И тогда писателю вдруг может подуматься, что есть нечто за пределами его самого: оно кричит, завывает или шепчет — громкость в данном случае совершенно не важна, — главное, что оно хочет стать осязаемым, хочет стать сущим, овеществиться. Писателю наверняка покажется, что это нечто куда больше его самого. Возможно, даже комната исчезнет. В это мгновение масштаб этого нечто может казаться просто гигантским.
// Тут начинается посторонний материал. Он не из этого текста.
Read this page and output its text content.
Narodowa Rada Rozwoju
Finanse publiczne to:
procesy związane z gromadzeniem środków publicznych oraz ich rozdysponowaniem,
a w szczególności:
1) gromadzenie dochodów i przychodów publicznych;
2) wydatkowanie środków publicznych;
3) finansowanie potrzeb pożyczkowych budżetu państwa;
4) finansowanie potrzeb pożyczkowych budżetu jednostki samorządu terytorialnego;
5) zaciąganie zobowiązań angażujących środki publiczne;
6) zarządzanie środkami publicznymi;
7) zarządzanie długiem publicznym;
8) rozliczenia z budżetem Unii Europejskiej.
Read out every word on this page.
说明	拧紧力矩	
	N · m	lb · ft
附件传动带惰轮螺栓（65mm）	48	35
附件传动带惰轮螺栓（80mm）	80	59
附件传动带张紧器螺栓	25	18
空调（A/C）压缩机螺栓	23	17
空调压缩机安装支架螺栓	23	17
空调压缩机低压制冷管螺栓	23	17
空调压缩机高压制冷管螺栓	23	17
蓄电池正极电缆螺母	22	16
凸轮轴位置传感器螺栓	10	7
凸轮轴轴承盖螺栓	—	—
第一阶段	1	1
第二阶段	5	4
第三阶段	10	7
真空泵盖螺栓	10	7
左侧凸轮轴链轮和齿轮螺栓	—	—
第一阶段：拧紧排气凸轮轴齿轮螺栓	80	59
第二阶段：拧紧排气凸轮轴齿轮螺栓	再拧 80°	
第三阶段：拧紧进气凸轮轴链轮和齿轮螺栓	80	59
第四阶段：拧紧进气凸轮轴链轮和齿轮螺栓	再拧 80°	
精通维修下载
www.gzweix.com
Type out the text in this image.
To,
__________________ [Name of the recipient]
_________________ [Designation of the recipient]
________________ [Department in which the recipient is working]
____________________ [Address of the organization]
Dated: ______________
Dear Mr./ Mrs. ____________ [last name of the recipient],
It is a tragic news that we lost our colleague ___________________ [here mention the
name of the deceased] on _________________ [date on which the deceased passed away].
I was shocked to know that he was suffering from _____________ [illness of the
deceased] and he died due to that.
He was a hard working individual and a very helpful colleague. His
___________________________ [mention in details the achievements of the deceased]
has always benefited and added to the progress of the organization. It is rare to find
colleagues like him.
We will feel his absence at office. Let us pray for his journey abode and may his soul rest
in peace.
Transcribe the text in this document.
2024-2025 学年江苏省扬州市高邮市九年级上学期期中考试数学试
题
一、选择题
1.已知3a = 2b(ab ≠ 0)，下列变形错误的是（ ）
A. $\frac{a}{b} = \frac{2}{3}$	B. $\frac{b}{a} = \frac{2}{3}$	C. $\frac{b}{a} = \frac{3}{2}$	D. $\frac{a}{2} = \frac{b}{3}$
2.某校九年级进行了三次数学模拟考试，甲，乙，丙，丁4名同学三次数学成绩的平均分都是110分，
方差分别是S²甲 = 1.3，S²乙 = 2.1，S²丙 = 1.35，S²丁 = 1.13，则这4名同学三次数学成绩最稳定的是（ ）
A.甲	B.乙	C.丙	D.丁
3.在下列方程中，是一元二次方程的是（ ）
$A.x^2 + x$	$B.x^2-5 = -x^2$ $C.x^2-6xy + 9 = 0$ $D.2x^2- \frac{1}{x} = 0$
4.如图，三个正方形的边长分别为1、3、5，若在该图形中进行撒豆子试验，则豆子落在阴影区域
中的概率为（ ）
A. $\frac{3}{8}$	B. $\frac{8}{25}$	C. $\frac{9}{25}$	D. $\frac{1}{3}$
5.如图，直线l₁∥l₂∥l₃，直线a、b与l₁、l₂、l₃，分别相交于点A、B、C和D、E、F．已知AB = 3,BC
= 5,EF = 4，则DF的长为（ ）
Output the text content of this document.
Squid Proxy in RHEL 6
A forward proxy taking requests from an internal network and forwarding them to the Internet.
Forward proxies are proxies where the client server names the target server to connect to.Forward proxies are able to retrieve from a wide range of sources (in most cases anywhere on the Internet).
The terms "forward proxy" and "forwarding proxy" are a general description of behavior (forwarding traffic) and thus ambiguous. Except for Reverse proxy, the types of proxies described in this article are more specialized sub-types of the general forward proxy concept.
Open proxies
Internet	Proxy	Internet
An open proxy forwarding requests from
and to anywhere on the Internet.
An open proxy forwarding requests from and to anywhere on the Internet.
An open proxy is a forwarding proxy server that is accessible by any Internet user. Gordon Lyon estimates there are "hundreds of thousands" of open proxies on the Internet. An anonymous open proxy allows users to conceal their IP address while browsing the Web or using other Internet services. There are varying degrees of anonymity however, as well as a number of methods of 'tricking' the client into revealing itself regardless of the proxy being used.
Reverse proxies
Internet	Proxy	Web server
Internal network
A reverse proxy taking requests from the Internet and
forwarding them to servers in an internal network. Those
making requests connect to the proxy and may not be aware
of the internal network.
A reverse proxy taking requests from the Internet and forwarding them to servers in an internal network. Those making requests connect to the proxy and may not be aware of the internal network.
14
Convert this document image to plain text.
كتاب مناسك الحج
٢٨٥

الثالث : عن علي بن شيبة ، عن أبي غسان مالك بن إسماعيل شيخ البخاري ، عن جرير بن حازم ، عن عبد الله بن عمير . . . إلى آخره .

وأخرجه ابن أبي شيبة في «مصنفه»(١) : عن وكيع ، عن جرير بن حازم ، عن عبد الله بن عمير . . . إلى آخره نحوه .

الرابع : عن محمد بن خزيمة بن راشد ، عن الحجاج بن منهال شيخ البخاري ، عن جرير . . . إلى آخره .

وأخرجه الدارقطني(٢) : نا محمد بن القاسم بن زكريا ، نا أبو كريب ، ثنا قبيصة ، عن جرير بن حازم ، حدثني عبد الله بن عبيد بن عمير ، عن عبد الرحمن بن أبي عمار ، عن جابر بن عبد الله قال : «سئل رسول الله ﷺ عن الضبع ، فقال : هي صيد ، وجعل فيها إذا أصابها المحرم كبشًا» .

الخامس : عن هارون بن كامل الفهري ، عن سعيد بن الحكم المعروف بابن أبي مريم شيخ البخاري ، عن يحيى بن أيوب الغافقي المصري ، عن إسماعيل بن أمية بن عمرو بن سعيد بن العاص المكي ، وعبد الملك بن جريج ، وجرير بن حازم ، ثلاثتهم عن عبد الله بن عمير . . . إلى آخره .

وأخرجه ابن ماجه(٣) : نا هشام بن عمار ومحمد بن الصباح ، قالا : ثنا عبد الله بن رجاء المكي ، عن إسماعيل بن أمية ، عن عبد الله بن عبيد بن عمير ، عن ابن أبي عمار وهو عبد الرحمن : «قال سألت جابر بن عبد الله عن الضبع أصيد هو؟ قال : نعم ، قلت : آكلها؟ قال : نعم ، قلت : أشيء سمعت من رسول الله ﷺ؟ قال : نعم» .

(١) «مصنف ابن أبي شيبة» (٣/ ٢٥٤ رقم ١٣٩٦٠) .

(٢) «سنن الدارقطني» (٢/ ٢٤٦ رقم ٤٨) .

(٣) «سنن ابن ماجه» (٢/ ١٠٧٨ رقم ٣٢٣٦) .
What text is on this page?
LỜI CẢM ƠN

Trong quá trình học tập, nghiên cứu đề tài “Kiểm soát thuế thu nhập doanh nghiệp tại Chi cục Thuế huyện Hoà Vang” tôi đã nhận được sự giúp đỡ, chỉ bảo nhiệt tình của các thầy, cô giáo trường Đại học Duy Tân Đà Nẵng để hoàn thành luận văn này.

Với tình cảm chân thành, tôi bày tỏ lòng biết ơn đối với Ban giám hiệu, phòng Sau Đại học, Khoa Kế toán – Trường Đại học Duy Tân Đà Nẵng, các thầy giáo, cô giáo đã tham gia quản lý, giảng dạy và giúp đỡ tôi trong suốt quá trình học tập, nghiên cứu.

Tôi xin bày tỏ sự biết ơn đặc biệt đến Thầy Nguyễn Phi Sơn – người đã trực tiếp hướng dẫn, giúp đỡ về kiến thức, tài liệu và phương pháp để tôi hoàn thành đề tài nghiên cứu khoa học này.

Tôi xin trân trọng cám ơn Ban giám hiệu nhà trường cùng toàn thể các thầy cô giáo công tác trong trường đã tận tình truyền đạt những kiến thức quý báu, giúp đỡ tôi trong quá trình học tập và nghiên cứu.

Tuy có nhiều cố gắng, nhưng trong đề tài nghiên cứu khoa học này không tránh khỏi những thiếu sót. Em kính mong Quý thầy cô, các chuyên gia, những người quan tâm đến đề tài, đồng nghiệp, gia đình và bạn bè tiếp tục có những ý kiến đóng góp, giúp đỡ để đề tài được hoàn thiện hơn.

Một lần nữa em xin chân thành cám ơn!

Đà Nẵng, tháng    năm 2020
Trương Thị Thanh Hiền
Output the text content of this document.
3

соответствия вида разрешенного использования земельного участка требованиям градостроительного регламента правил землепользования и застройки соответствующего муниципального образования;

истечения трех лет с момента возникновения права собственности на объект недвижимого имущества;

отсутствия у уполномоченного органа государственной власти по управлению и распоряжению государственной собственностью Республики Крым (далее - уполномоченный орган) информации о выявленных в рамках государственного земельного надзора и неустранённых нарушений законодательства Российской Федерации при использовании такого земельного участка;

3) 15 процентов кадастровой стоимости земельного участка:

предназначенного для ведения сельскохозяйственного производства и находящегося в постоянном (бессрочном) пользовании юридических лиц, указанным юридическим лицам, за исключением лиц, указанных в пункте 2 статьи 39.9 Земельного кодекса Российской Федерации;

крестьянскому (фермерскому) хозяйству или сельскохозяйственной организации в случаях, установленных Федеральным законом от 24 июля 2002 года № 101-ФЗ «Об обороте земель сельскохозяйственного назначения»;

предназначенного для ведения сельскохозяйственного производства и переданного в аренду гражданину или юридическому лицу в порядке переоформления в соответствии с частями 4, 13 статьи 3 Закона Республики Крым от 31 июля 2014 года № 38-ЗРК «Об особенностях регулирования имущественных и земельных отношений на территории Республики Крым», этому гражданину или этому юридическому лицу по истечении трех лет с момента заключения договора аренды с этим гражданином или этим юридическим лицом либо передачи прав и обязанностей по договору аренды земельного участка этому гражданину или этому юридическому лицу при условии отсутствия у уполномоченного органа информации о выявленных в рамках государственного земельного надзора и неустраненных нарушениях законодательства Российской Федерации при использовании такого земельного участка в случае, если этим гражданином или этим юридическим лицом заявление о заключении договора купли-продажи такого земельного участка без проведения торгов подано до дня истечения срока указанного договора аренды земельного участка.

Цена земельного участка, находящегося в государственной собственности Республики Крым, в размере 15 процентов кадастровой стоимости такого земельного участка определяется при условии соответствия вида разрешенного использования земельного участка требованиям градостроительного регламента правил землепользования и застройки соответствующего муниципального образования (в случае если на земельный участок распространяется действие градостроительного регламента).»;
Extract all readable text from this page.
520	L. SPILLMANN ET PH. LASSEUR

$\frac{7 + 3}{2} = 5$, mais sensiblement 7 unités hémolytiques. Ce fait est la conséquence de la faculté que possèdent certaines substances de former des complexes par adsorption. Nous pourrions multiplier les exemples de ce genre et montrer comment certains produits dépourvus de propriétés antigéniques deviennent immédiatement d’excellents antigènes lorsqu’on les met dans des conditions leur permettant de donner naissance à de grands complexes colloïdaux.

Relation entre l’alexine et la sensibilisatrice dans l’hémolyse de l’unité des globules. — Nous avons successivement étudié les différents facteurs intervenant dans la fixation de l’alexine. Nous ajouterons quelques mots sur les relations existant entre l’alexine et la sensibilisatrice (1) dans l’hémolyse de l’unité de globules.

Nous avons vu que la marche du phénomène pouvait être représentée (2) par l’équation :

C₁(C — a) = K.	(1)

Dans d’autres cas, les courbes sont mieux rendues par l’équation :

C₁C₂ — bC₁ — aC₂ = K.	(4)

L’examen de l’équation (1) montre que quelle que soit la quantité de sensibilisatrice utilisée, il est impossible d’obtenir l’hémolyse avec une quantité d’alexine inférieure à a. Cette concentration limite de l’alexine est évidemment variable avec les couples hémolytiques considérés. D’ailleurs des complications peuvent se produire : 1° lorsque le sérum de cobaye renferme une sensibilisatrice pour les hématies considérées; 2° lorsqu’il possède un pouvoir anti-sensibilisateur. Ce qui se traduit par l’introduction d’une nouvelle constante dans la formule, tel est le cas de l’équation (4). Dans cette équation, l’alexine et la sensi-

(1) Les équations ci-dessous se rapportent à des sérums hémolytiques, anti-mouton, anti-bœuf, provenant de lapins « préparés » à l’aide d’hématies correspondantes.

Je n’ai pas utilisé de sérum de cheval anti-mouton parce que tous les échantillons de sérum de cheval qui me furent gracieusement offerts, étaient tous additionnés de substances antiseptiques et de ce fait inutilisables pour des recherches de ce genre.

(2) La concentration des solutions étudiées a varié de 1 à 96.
Если писатель не хочет рисковать стать жертвой бессилия, переходящего все возможные границы и тесно связанного с ощущением упущенной возможности, какой бы малой она ни была, он обязательно попытается это нечто уловить. Он прекрасно понимает, что ему необходимо это сделать, потому что масштабы приводят его в ужас, а смирение с собственным бессилием вызывает муки совести или в лучшем случае головную боль.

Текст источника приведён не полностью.